2. MARCH THE TWENTIETH. SIX TO NINE O'CLOCK P.M.
Two evenings later, to the total disarrangement of his dinner-hour, Mr. Raunham appeared at Owen's door. His arrival was hailed with genuine gratitude. The horse was tied to the palings, and the rector ushered indoors and put into the easy-chair.
Then Graye told him the whole story, reminding him that their first suspicions had been of a totally different nature, and that in endeavouring to obtain proof of their truth they had stumbled upon marks which had surprised them into these new uncertainties, thrice as marvellous as the first, yet more prominent.
Cytherea's heart was so full of anxiety that it superinduced a manner of confidence which was a death-blow to all formality. Mr.
Raunham took her hand pityingly.
'It is a serious charge,' he said, as a sort of original twig on which his thoughts might precipitate themselves.
'Assuming for a moment that such a substitution was rendered an easy matter by fortuitous events,' he continued, 'there is this consideration to be placed beside it--what earthly motive can Mr.
Manston have had which would be sufficiently powerful to lead him to run such a very great risk? The most abandoned roue could not, at that particular crisis, have taken such a reckless step for the mere pleasure of a new companion.' Owen had seen that difficulty about the motive; Cytherea had not.
'Unfortunately for us,' the rector resumed, 'no more evidence is to be obtained from the porter, Chinney. I suppose you know what became of him? He got to Liverpool and embarked, intending to work his way to America, but on the passage he fell overboard and was drowned. But there is no doubt of the truth of his confession--in fact, his conduct tends to prove it true--and no moral doubt of the fact that the real Mrs.

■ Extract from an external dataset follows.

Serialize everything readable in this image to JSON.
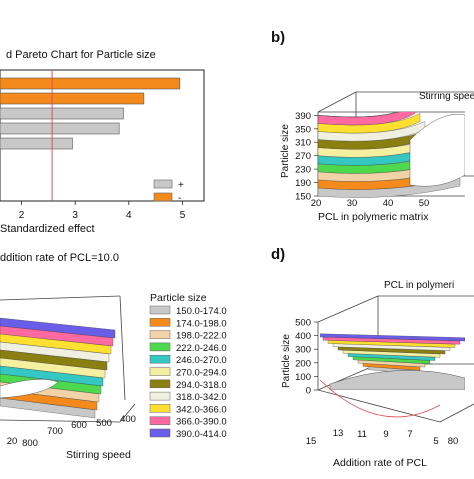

Manston left here to go back by that morning's train. This being the case, then, why, if this woman is not she, did she take no notice of the advertisement--I mean not necessarily a friendly notice, but from the information it afforded her have rendered it impossible that she should be personified without her own connivance?' 'I think that argument is overthrown,' Graye said, 'by my earliest assumption of her hatred of him, weariness of the chain which bound her to him, and a resolve to begin the world anew. Let's suppose she has married another man--somewhere abroad, say; she would be silent for her own sake.' 'You've hit the only genuine possibility,' said Mr. Raunham, tapping his finger upon his knee. 'That would decidedly dispose of the second difficulty. But his motive would be as mysterious as ever.' Cytherea's pictured dreads would not allow her mind to follow their conversation. 'She's burnt,' she said. 'O yes; I fear--I fear she is!' 'I don't think we can seriously believe that now, after what has happened,' said the rector.